42nd Street

Book by Michael Stewart and Mark Bramble; Music by Harry Warren; Words by Al Dublin
Martin Dodd for UK Productions
Palace Theatre, Manchester

42nd Street Credit: Robert Workman
Dave Willets as Julian Marsh & Jessica Punch as Peggy Credit: Robert Workman
Sailors in 42nd Street Credit: Robert Workman

Picture it. It’s the day before your musical comedy (the one which will make or break you and all concerned) is due to open on Broadway. There’s an accident in rehearsal and your leading lady breaks her ankle. Calamity! Nothing to do but cancel the show, throwing two hundred people into the over-flowing ranks of the unemployed (this is 1933 and the Great Depression is in full flood).

But wait. What about that new girl in the chorus? The one from small town, Pensilvania? She’s raw but she has talent to spare. It’s a long shot, but maybe, just maybe, little Peggy Sawyer can save the day.

‘Sawyer, you’re going out a youngster, but you’ve got to come back a star!’

There are some significant strengths to this stage version of 42nd Street; most notably the dancing. The curtain-raiser, “Audition”, hits the audience right between the eyes with upbeat, synchronised tap dancing from the ensemble (with Graeme Henderson, as choreographer Andy Lee, leading quite literally, from the front). Here and throughout, the women in particular display immaculate timing.

Jessica Punch as Peggy (a role created on film by Ruby Keeler) matches the original for charm and singing, and surely outshines her as a very fine tap dancer.

For the most part, the show succeeds in capturing the essence of Busby Berkeley using only a couple of dozen dancers (rather than the couple of hundred BB generally had at his disposal). The one exception here involves the use of a mirror in an apparent attempt to recreate the trademark kaleidoscope patterns of Berkeley’s choreography. This was almost certainly doomed to failure even without the clear damage that the mirror has suffered in transit. (Note: the original stage production was also blighted by damage to sets in transit—perhaps there’s something to those theatrical superstitions, after all?)
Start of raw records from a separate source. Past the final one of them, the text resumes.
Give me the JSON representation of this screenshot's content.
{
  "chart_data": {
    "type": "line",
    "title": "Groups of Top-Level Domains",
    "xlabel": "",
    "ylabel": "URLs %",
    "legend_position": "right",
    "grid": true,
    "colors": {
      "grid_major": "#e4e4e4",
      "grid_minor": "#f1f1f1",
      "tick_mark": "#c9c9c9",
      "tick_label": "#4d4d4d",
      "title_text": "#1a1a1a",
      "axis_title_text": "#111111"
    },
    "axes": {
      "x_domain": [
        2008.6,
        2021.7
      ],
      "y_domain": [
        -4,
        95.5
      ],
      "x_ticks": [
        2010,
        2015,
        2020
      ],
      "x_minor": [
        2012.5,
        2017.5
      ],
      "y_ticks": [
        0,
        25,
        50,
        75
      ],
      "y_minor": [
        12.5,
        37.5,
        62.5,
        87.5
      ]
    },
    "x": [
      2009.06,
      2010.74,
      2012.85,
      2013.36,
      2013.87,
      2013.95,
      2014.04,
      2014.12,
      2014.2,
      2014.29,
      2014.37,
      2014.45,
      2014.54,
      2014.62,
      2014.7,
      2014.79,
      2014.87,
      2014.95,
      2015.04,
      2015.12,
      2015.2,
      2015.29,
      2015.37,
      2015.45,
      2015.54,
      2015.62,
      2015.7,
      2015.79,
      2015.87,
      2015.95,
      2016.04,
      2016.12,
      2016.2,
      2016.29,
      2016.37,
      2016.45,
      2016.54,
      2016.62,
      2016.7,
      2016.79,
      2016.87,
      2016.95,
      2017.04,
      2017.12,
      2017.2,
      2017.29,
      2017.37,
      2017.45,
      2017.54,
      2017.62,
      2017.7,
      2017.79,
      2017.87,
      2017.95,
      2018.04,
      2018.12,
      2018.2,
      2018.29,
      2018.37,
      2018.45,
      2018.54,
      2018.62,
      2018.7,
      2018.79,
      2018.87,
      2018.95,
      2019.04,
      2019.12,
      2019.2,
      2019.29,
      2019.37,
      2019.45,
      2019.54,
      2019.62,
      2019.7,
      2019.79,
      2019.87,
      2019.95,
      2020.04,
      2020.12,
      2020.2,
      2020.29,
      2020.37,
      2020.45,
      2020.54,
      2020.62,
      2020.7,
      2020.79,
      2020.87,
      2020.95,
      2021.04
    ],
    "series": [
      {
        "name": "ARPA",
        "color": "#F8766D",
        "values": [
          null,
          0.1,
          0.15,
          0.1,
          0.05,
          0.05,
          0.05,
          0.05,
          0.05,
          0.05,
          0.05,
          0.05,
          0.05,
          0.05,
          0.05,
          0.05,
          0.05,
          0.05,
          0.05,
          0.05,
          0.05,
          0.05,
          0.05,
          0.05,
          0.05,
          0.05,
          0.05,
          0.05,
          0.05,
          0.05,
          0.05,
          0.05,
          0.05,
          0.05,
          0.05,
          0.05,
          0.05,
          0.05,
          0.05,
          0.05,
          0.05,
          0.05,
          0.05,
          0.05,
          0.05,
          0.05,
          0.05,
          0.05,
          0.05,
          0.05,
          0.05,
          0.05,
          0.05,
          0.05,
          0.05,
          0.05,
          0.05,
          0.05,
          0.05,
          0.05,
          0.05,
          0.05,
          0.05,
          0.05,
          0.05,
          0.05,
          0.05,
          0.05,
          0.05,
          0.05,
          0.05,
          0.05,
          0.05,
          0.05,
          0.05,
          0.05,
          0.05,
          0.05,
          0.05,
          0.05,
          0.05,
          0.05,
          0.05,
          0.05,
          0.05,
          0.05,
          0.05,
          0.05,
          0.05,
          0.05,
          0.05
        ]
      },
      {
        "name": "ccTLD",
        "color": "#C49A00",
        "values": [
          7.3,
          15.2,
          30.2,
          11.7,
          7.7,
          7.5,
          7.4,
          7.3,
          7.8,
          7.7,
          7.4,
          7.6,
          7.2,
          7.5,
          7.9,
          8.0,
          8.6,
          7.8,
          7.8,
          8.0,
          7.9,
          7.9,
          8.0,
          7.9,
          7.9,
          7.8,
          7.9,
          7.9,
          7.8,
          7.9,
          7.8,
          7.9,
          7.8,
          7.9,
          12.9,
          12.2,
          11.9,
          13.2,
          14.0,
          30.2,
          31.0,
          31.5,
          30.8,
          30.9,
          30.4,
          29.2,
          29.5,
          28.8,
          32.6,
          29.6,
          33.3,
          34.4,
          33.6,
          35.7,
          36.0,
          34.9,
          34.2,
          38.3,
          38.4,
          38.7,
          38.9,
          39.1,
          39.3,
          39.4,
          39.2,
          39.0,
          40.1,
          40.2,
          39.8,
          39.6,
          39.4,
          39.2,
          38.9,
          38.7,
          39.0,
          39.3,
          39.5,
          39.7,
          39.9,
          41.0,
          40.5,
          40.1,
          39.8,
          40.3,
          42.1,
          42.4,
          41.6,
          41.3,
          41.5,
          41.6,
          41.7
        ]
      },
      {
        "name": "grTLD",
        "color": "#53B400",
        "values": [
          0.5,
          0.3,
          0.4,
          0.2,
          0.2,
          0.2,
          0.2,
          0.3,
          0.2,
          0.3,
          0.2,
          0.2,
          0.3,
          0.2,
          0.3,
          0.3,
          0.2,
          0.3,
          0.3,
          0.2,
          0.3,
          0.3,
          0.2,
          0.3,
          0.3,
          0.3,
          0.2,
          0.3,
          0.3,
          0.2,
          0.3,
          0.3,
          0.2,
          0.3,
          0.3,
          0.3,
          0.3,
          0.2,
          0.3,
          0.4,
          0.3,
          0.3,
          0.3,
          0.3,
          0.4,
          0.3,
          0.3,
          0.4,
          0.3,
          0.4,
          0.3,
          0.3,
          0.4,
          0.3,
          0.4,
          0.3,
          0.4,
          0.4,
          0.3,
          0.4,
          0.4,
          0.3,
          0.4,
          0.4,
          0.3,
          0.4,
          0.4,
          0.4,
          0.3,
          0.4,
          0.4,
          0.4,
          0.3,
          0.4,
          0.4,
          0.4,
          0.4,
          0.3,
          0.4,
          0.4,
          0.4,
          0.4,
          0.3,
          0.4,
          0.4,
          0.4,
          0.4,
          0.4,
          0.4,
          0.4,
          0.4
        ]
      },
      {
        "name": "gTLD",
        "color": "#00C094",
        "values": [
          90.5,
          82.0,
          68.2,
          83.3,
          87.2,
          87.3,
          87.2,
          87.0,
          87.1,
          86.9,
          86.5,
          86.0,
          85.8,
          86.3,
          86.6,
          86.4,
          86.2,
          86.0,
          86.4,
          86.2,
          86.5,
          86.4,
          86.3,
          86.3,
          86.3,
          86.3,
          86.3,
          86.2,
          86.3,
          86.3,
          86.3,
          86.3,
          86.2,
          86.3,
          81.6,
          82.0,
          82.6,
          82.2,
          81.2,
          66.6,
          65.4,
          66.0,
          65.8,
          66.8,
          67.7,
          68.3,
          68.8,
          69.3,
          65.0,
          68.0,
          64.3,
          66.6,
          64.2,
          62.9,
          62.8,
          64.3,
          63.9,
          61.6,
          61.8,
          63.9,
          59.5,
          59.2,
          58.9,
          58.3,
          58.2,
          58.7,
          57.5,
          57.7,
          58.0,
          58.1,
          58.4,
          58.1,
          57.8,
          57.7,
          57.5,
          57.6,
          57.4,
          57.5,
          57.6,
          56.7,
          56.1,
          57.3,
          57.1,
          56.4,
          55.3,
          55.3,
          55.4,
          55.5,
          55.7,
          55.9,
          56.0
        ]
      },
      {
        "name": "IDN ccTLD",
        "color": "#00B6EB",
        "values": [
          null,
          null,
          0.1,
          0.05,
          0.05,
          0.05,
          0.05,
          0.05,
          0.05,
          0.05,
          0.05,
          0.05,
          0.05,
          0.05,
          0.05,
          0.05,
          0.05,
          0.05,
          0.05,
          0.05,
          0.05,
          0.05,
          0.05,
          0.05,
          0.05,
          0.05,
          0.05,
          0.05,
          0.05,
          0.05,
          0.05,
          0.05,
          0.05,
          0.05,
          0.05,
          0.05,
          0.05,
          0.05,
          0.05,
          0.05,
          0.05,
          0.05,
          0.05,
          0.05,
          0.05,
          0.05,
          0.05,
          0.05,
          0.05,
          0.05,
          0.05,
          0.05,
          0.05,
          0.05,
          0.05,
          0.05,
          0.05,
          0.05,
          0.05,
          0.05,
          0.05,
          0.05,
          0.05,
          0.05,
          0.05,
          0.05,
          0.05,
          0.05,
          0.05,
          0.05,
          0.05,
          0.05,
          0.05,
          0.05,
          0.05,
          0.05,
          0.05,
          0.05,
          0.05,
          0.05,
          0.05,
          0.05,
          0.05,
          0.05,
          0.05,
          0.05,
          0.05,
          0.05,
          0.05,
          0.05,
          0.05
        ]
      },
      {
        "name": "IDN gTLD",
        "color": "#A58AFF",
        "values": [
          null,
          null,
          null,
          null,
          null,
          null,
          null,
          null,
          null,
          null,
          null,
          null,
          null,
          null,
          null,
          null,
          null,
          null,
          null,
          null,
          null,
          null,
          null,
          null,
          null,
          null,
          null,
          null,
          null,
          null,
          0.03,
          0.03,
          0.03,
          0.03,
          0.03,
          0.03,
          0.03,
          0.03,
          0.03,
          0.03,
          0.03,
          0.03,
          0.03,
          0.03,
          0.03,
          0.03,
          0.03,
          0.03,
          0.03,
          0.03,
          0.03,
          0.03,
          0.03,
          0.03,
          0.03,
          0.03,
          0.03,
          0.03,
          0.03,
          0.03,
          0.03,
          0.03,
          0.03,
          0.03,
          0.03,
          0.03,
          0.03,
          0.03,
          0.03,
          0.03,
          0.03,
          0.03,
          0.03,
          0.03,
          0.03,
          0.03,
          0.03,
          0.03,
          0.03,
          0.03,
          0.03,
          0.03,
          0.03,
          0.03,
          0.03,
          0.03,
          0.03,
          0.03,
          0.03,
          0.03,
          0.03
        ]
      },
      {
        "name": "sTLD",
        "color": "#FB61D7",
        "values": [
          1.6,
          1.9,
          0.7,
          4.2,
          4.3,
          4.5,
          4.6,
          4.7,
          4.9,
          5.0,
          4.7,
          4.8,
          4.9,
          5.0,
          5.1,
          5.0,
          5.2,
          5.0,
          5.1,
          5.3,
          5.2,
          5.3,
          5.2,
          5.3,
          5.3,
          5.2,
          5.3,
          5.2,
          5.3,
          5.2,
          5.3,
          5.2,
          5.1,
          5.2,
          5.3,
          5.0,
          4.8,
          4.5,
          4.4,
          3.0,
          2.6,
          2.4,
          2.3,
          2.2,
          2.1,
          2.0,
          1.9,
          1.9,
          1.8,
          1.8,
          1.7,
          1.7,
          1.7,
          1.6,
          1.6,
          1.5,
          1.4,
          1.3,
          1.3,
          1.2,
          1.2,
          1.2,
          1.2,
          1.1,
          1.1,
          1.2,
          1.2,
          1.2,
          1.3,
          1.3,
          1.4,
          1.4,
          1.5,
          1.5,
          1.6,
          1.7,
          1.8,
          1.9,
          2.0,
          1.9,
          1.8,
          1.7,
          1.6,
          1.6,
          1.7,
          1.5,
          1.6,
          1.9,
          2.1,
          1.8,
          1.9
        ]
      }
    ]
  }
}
42nd Street is a musical comedy about putting on a musical comedy, and the production tries hard to blend rehearsal, performance and “real life”, seamlessly. On the whole, this works well, but it backfires on Marti Webb’s big number, “I only have eyes for you.”

Webb’s character, Dorothy Brock, the troublesome diva who will eventually come a cropper (a literal lucky break for Peggy), is lamenting yet another parting from the love of her life, Pat Denning (played persuasively by Stephen Weller). It’s a rare moment of pathos in an otherwise frantic show, but its force is fatally undercut, when “real life” elides into a show number and Brock is framed by chorines dressed as charming but comical flowers. Hence, what might have been a moving insight into a complex character is rendered slight and even a little silly.

Writers and directors need to bear in mind that there are three aspects to any great musical (even a musical comedy): music (of course); dance (obviously); and story. This last is what carries a fun night out over the hill into a memorable theatrical experience. That Lloyd Bacon’s 1933 film has more edge than this 2012 stage version either has much to say about 21st century audiences or (more likely) about the presumptuous infantilisation of audiences by too many 21st century productions.

Standing nobly against this, Dave Willetts, as gruff but committed director, Julian Marsh, provides the show’s dramatic and aesthetic highlights. Willetts has a stillness and authority which commands an audience’s attention, and his singing voice, most notably on his solo rendition of the title song, is simply exquisite.

During the extended finale, the audience applauds warmly with scattered cheers; scant reward for the talent, energy and commitment of those on stage. This 42nd Street is all in one register: fun, fun, fun until it risks us becoming weary of “fun”. A bolder, more nuanced story could well have brought the ovations the cast’s efforts, individually and collectively, deserve.